衆院総選挙後の政権交代が有力視される中、民主党の政策に注目が集まっている。電波を使いたい事業者が電波の帯域を競り落とす「周波数オークション」だ。日本では総務省が導入に反対しているが、地デジ完全移行後の「アナログ放送の跡地」をオークションで売却すれば数兆円単位の収入が見込めるとの見方もあり、関係業界に波紋を広げている。
総務省はオークションに反対
注目が集まっているのは、民主党が2009年7月23日に発表した政策集「インデックス(INDEX)2009」。「内閣」「行政改革」「分権改革」など21の分野について同党の基本政策を示したもので、総選挙で注目を集めるマニフェスト(政権公約)は、これをベースに作成されている。
21項目のうちのひとつが「郵政事業・情報通信・放送」。NHK改革や、通信放送行政を総務省から切り離して「通信・放送委員会」(日本版FCC)を設置することなどを提唱。その中の1項目に「電波の有効利用」を掲げており、具体的な政策としては(1)電波利用料に電波の経済的価値を反映させることによる電波の効率利用促進(2)適当と認められる範囲内でオークション制度を導入することも含めた周波数割当制度の抜本的見直し、などが挙がっている。08年の政策集にも、この方針は盛り込まれていたが、政権交代が視野に入る中、政策の実現が現実味を帯びてきた形だ。

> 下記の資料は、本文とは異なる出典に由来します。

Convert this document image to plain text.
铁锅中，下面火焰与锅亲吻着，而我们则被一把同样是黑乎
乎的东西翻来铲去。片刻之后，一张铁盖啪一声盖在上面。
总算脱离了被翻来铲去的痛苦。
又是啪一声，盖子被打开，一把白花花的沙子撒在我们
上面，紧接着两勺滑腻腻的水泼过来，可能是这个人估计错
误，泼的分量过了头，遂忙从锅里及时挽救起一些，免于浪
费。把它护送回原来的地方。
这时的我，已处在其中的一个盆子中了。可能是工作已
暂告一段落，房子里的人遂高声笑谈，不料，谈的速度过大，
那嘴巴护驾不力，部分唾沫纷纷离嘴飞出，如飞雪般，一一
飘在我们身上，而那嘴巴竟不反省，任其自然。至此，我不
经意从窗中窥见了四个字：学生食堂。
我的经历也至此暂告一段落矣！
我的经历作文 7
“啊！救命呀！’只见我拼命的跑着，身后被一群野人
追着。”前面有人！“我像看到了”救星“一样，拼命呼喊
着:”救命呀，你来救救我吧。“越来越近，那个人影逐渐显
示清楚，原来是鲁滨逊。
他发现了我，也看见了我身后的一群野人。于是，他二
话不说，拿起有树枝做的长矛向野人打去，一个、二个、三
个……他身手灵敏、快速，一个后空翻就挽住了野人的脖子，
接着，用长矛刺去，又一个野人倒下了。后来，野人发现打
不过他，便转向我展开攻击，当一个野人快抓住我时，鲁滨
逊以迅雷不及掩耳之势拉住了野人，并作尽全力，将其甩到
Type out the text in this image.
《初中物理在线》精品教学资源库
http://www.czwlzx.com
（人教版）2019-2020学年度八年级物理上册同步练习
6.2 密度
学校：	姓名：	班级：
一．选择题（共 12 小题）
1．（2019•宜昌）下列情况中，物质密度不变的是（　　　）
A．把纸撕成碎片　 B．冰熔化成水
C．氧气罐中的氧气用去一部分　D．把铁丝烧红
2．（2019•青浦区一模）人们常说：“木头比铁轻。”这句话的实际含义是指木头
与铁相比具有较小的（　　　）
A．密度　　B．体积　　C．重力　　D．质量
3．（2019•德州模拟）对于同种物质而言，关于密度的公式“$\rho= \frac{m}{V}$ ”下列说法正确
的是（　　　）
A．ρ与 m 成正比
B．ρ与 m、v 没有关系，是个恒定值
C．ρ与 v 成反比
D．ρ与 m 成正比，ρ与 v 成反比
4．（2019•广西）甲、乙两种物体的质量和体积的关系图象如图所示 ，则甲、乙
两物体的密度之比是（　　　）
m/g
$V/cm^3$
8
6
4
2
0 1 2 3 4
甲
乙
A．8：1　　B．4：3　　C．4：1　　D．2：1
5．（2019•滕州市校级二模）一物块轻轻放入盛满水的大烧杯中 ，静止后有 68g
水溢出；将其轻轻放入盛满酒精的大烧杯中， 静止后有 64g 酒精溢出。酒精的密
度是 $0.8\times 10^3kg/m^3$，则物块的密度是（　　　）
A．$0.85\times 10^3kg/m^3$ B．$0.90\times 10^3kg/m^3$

電波オークションは、1994年に米国で始まり、94年7月から08年11月にかけて85回が実施されている。落札総額は、780億ドル(7兆3000億円)に達している。米国以外では、00年から、英・独・スイスのEU諸国が導入。現在では、OECD(経済協力開発機構)加盟30か国のうち23か国が導入している。
日本では、事業者から提出された書類やヒヤリングの結果を参考にして総務省などが帯域を割り当てる「比較審査」と呼ばれる方式を採用。93年からは「電波利用料」を導入し、政府は放送局や携帯電話会社などから年間600億円以上を徴収している。「比較審査」をめぐっては、透明性について疑問があがることもあるが、総務省は「審議会への諮問やパブリックコメントの募集といったプロセスを経ているので大丈夫」との立場だ。
一方、オークションについては
「事業者がオークションに投資した金額を回収できなくなり、事業継続ができなくなる」
などとして、一貫して否定的な立場だ。旧郵政省や総務省の懇談会・諮問会議などで導入が検討されたこともあったが、慎重論が大勢だ。